Now, a Caucasian face a foot away from a white-screen 19 inch monitor is hardly a worst-case-scenario for low light performance. But the AstraCam handled it much more elegantly than I expected. I was impressed.
Recording voice notes to go with pictures is easy enough.
There's a separate "VOICE RECORD" button on the side of the camera; you just press and hold it after taking a picture, and talk into the microphone holes on the camera back. You can record up to 20 seconds of audio with each picture, and you can play the sound back from the TWAIN driver, or in PhotoCabinet.
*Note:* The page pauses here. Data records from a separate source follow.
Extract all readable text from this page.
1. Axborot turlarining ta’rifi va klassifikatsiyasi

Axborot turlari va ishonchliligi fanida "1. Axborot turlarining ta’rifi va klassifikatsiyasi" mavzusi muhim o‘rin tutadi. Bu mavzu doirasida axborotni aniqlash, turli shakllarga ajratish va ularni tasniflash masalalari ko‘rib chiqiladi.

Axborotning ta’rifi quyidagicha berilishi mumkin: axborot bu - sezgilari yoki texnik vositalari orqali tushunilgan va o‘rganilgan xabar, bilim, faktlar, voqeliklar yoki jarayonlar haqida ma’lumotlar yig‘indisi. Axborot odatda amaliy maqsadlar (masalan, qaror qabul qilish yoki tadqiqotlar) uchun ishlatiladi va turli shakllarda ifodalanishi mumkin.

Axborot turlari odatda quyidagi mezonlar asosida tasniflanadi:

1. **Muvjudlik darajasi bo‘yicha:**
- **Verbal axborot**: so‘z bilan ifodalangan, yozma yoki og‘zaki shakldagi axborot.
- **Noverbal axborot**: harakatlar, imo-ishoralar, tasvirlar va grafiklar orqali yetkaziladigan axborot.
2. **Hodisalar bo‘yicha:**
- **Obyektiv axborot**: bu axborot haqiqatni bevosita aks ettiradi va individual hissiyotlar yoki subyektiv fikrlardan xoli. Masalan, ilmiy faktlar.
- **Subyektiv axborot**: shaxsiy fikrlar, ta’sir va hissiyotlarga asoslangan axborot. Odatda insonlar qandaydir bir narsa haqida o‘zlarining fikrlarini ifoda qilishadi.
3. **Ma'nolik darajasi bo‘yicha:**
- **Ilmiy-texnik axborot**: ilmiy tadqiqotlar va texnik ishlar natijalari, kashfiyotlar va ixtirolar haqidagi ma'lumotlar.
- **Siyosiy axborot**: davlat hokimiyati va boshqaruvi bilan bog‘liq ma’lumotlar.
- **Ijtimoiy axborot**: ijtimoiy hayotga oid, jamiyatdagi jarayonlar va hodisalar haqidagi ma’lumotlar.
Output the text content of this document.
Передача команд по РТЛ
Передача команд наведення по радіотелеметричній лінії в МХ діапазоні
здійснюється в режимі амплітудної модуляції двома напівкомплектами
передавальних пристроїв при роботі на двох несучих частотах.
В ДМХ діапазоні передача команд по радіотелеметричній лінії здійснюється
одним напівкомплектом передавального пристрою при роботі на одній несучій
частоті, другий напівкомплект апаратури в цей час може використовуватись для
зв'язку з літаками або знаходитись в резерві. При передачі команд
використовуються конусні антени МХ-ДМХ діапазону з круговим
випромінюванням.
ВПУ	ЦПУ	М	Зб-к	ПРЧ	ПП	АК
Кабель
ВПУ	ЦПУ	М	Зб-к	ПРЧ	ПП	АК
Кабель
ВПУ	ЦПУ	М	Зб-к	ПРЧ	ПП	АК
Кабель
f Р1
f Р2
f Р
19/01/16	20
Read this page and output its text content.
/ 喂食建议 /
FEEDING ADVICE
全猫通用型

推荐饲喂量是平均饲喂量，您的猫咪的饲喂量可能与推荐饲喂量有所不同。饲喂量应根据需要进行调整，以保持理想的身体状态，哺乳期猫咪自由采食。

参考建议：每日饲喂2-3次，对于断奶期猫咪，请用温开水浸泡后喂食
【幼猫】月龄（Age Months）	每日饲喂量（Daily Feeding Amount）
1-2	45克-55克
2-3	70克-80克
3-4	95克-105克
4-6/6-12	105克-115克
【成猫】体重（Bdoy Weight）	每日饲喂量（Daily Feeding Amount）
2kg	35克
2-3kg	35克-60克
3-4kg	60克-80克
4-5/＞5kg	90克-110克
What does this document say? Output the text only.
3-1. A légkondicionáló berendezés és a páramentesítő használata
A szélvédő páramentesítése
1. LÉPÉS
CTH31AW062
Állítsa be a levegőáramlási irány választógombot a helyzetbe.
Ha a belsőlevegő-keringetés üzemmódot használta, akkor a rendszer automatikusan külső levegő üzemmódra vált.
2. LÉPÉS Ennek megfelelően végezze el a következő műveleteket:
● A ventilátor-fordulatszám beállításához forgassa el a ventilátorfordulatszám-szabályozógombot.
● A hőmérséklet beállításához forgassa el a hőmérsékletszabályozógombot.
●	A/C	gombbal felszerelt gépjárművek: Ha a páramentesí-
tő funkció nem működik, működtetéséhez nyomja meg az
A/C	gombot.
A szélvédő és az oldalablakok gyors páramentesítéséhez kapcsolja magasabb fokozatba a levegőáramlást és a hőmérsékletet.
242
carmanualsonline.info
Unfortunately, the microphone's not very sensitive. It picks up the clicks and scrapes of your hand holding the camera just fine, but you need to be close to the camera and talk loudly to get a clear recording. Ordinary speech from a foot away will be scratchy and nasty, though it's still comprehensible.
You can only switch between recording and no-recording modes when the camera memory's empty.
The AstraCam isn't alone in the dirt-cheap-digital department. Fuji's MX-1200 digicam, for instance, doesn't cost much more than the AstraCam. You can find it in the USA for less than $US240. It's got genuine 1280 by 960 image resolution, a flash, selectable resolution and compression, and plenty of other Proper Camera features that put it ahead of the AstraCam.
But the MX-1200 stores its images on memory cards - SmartMedia cards, in this case. And, in the great tradition of cheap digicams, it comes with... a two megabyte card. Good for two top quality images. So there goes $AU150 or more for a good-sized card.
And the MX-1200's only got serial connectivity; if you want to move pictures fast, you need to buy a card reader. $AU120.
And it doesn't come with rechargeable batteries, or a charger, or an AC plugpack. Poof goes another $AU100, at least.
So, when you get right down to it, a far superior camera that seems to cost only $AU200 or so more than the AstraCam actually ends up costing a quite comfortable $550 more. Sure, you get a lot more camera for that money - although there's no sound recording or webcam functionality - but that's not the point.
If you're after a works-straight-out-of-the-box, low-cost, dead-easy-to-use digicam with passable image quality, the AstraCam is what you need. There are, I think, better value cameras out there. There are certainly cameras that take far better pictures. But they're not nearly this cheap.